Segundo a diretora do MUPA, Gabriela Bettega, é importante trazer novas narrativas ao museu para ampliar a comunicação com o espectador. A atual gestão refaz o itinerário de Agostinho Ermelino de Leão, um dos fundadores do MUPA, que viveu e trabalhou em Pernambuco.
“Além dos nossos três eixos, que são História, Arqueologia e Antropologia, queremos criar correlações inesperadas, narrativas que se sobrepõem, gerando intertextualidade e conexão entre as ciências e a arte. E a arte contemporânea, com seus universos ocultos e transmutações, é perfeita para agregar nessa interdisciplinaridade”, afirma Gabriela.

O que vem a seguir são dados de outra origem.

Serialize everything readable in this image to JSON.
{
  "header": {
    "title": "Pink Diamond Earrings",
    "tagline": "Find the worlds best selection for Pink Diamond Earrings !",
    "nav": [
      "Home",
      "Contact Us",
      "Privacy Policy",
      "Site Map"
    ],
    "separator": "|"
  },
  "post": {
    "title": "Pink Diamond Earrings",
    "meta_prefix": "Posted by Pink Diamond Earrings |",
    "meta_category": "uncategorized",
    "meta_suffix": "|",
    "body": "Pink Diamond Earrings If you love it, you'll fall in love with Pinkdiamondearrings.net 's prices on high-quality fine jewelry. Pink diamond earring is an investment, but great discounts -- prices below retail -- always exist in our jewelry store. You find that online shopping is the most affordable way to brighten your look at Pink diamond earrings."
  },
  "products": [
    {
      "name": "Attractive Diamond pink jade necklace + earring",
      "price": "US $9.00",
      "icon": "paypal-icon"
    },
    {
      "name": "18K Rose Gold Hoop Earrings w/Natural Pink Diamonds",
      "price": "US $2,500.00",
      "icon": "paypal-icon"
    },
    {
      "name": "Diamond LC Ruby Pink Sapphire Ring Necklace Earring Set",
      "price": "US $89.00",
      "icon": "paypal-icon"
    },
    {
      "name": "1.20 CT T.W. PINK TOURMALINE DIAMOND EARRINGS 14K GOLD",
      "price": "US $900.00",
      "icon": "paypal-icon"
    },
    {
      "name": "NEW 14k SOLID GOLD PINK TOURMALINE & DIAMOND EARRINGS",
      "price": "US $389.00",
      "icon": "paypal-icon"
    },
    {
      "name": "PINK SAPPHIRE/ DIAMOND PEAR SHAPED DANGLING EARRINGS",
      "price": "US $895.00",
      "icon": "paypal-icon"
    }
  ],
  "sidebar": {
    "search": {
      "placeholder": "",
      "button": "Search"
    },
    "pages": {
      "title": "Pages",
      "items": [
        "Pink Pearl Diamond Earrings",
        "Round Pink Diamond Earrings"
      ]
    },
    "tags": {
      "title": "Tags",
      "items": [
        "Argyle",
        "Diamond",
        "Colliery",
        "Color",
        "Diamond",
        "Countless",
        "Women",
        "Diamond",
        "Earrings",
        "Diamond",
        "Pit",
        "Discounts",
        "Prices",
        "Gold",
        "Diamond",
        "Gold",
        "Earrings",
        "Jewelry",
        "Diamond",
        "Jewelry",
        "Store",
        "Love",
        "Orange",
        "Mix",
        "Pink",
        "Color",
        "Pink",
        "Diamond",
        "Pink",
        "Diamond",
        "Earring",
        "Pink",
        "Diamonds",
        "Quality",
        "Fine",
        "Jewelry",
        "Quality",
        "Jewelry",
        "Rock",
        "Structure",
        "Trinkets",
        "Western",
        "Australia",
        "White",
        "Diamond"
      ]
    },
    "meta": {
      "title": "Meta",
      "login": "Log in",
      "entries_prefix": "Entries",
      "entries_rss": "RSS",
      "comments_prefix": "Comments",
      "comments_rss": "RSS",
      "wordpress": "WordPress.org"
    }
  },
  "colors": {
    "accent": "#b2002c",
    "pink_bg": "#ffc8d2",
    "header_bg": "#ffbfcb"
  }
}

A exposição Educação pela Pedra foi montada nos dias 26 e 27 de novembro com a supervisão do curador Moacir dos Anjos. Até que as visitações sejam novamente liberadas, a expectativa é que isso ocorra em janeiro ou fevereiro de 2021, o MUPA promove ativações virtuais no Facebook, Instagram e no site www.museuparanaense.pr.gov.br.
A parceria entre o MUPA e a Fundação Joaquim Nabuco, importante instituição cultural brasileira ainda terá outras ações e atividades realizadas em conjunto como exposições, publicações, eventos e capacitações, que serão realizadas até 2022.